If that doesn’t work, rinse off all the soap and water. Once you rinse off the soap and water, allow the surface to dry. Then, apply vinegar and scrub with the brush.
Food, Oil, and Grease Stains
Remove food, oil, and grease stains as soon as you spot them. That way, stains won’t form, to begin with. But, if you wait too long, you’ll have to put in some work to remove the stain.
In most cases, soap and water, alongside the bristle brush, will be enough to remove the stain. If that isn’t enough, use a mild household cleaner that contains hydrogen peroxide. It should help lift the stain from the decking.
Mold can be a much harder thing to remove from your decking. Even though composite decking is mold resistant, mold can still form on the top of the decking.
First, apply vinegar to the moldy area. Allow it to rest for an hour on the mold, which should kill most mold spores. Mop up and wipe away the vinegar. Finally, rinse the area with water and dry thoroughly.
If that doesn’t work, you’ll need to buy a heavy-duty mold remover. You can purchase these at your local home improvement store. Always remember, never mix chemicals like vinegar and mold remover with each other.
Areas of Concern
Certain high and low-traffic areas on your deck are more prone to stains than others. One area that always seems stained is the area directly in front of the doorway to a deck. Since people are constantly walking in this area, it can become dirty.

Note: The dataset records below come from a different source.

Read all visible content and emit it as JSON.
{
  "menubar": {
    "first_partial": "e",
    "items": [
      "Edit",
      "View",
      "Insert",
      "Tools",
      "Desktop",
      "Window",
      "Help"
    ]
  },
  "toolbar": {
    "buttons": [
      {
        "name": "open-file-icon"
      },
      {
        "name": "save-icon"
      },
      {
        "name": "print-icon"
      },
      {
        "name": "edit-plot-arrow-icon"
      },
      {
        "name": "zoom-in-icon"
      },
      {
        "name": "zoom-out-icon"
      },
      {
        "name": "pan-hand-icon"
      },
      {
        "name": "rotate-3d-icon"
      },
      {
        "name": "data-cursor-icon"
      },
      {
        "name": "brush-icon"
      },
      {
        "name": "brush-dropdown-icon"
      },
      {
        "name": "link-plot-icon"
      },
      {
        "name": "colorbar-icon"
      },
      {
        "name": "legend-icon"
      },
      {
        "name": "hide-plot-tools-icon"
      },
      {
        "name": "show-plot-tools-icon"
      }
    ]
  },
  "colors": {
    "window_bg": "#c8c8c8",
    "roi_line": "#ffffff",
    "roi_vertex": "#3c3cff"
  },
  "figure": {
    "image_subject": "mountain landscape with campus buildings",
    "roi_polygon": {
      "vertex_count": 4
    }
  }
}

Another area that often gets dirtier faster is any spot where eating occurs. When food touches your composite deck, it can leave a stain. Those stains will build up if you don’t clean your deck often, causing a dirty-looking deck.
If you have a dog or another type of animal that spends its time on the deck, check under their favorite spot for stains and dirt. As much as we love dogs, they bring dirt and dust everywhere on their fur.
Finally, you should be aware of spots with little to no use. Areas such as corners can have large amounts of leaves or dirt built up in them. Once dirt and dust build up in an area, it’ll inevitably begin to stain the decking.
Cleaners and Chemicals to Avoid When Cleaning
Here’s a list of products you should avoid when cleaning a composite deck. As with any information in this article, verify that your deck can handle certain types of chemicals and cleaning routines by contacting the deck manufacturer.
So, when you’re cleaning composite decking, you should avoid:
- Metal cleaning equipment (metal-toothed brushes, metal shovels, etc.)
- Super high-powered pressure washers
- Sodium hypochlorite
- Isopropyl alcohol (lower concentrations may be acceptable)
- Sodium-chloride or sand for ice melting
- Paints, sealants, or stains
- Wood fillers or putty
- Other, non-manufacturer certified materials
Caring for a composite deck isn’t the hardest thing in the world, especially when you have access to all the tools and chemicals you need. If you recently purchased a composite deck, then gather all the products you need to clean your deck.
Once you’ve gathered all the products you need, you can get started with your weekly cleaning routine. Getting into this habit will not only make your deck look amazing, but it’ll help take a load off of your semi-annual cleanings.
So, if you have a composite deck and are worried about how tough cleaning composite decking is, don’t worry! Although there may be a lot of steps to remember, the pressure washer makes the whole thing a breeze. So, what are you waiting for? It’s time to give your composite deck the cleaning it deserves!